That song from The Clash has been in my head for weeks now...
My mother Claire (who was my best friend) died a month ago. She knew I wanted to move to Mexico and we joked that I'd be on a plane to Merida the day after her funeral. It's not happening the way I planned.
I'm like so many people today. In my 50's, struggling to hold onto a house that's not worth what I paid, uninsured and tired of treading water.
And trust me...I'm a strong swimmer.
I'm leaving in ten days for Merida and surrounds to start my search for a new life. Meeting with a real estate broker and hopefully will be able to pick the brains of other expats to see if this move is right. My heart tells me it is, my family and friends have their doubts.
I spent twenty five years in the hospitality industry before becoming a Realtor in 2007. Everyone said I was crazy to go into real estate when the market was tanking.
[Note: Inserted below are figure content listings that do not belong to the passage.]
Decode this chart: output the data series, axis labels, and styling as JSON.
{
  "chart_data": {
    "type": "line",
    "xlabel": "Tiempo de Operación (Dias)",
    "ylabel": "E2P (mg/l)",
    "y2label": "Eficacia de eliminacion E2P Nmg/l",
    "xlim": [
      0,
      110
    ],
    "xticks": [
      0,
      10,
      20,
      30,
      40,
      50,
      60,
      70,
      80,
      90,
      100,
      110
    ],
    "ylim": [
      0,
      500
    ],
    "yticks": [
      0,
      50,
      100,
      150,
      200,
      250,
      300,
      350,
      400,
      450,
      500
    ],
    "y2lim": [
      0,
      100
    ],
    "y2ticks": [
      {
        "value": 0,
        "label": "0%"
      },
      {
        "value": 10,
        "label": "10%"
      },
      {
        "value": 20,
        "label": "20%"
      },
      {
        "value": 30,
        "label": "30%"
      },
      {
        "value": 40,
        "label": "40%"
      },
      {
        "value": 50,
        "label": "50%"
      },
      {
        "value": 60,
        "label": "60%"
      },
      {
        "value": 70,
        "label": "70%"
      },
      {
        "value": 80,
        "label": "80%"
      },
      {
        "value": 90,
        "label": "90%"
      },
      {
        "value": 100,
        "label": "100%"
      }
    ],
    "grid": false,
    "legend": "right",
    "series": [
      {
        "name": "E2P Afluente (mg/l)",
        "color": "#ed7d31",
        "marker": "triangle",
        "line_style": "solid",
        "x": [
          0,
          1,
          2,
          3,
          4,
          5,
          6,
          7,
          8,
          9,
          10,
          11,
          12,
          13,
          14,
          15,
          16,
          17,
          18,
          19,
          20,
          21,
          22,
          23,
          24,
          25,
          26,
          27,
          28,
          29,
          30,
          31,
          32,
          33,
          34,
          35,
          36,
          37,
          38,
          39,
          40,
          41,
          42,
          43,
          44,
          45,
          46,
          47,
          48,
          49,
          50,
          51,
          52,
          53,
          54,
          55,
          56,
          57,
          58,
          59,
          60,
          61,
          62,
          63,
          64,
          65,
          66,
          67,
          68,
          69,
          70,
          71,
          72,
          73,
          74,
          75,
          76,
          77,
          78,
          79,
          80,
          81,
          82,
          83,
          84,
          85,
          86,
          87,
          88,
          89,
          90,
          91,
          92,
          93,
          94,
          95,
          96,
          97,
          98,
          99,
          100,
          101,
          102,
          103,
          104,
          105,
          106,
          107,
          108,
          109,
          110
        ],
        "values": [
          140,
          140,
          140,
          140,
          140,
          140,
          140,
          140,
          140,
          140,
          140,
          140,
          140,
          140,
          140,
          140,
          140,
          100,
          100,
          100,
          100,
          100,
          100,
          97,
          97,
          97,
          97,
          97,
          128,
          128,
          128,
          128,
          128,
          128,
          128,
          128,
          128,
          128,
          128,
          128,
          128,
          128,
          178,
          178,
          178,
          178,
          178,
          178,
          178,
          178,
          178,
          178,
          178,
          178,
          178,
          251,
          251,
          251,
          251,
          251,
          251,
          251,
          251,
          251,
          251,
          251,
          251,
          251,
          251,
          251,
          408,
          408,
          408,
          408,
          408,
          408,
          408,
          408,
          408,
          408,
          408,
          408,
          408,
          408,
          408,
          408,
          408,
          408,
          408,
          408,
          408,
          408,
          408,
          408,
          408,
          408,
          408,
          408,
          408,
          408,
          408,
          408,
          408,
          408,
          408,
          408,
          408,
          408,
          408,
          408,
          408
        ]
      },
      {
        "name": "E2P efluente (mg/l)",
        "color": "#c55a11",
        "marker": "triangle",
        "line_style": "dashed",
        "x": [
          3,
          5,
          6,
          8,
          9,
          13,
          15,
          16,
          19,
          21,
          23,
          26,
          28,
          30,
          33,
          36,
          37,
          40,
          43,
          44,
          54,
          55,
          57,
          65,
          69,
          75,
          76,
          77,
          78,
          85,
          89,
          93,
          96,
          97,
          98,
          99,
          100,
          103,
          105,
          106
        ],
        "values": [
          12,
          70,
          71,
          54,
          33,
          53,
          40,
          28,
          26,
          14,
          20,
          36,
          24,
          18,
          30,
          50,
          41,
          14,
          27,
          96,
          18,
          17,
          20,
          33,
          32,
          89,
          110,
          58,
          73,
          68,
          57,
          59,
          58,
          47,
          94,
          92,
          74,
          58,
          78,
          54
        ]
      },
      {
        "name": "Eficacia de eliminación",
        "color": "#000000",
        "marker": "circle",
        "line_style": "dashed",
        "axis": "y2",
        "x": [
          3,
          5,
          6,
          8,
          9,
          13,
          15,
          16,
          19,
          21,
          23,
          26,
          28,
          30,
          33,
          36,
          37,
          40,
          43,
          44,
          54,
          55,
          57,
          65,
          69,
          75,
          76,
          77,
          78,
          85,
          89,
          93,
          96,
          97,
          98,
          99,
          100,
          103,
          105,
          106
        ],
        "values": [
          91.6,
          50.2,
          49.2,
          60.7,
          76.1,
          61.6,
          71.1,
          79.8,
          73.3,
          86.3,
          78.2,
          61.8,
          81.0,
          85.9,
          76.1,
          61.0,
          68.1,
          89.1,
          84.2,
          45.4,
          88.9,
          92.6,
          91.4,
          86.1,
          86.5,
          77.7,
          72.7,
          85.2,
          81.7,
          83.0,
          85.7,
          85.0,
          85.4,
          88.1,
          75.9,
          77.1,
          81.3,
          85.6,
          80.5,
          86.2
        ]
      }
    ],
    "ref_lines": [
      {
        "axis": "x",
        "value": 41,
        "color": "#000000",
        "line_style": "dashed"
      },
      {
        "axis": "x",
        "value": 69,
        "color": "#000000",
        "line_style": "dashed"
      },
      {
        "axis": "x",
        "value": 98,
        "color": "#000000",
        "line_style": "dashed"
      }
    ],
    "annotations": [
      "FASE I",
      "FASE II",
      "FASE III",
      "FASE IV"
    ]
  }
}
My response was "It's baptism by fire". Anyone can succeed when things are going well. I learned from the best and I learned the hard way. I'm in the top 10% of Realtors in the county and have done well but at a cost.
I no longer have time to volunteer the way I did. I work a second job in a wine shop to fill in the gaps. I have wonderful neighbors and a beautiful home on the Hudson River, but something is missing.
I fell in love with Mexico twenty five years ago. Things were different then. The roads were narrower, accommodations were less expensive, and the exchange was 3,000 pesos to the dollar. Fortunately, the people and beauty of the countryside hasn't changed.
So I think it's time to start living and laughing again. My mother would agree.
If I go, it won't be alone. I'll have Mar and Moose, my two big, black, beautiful dogs to keep me company.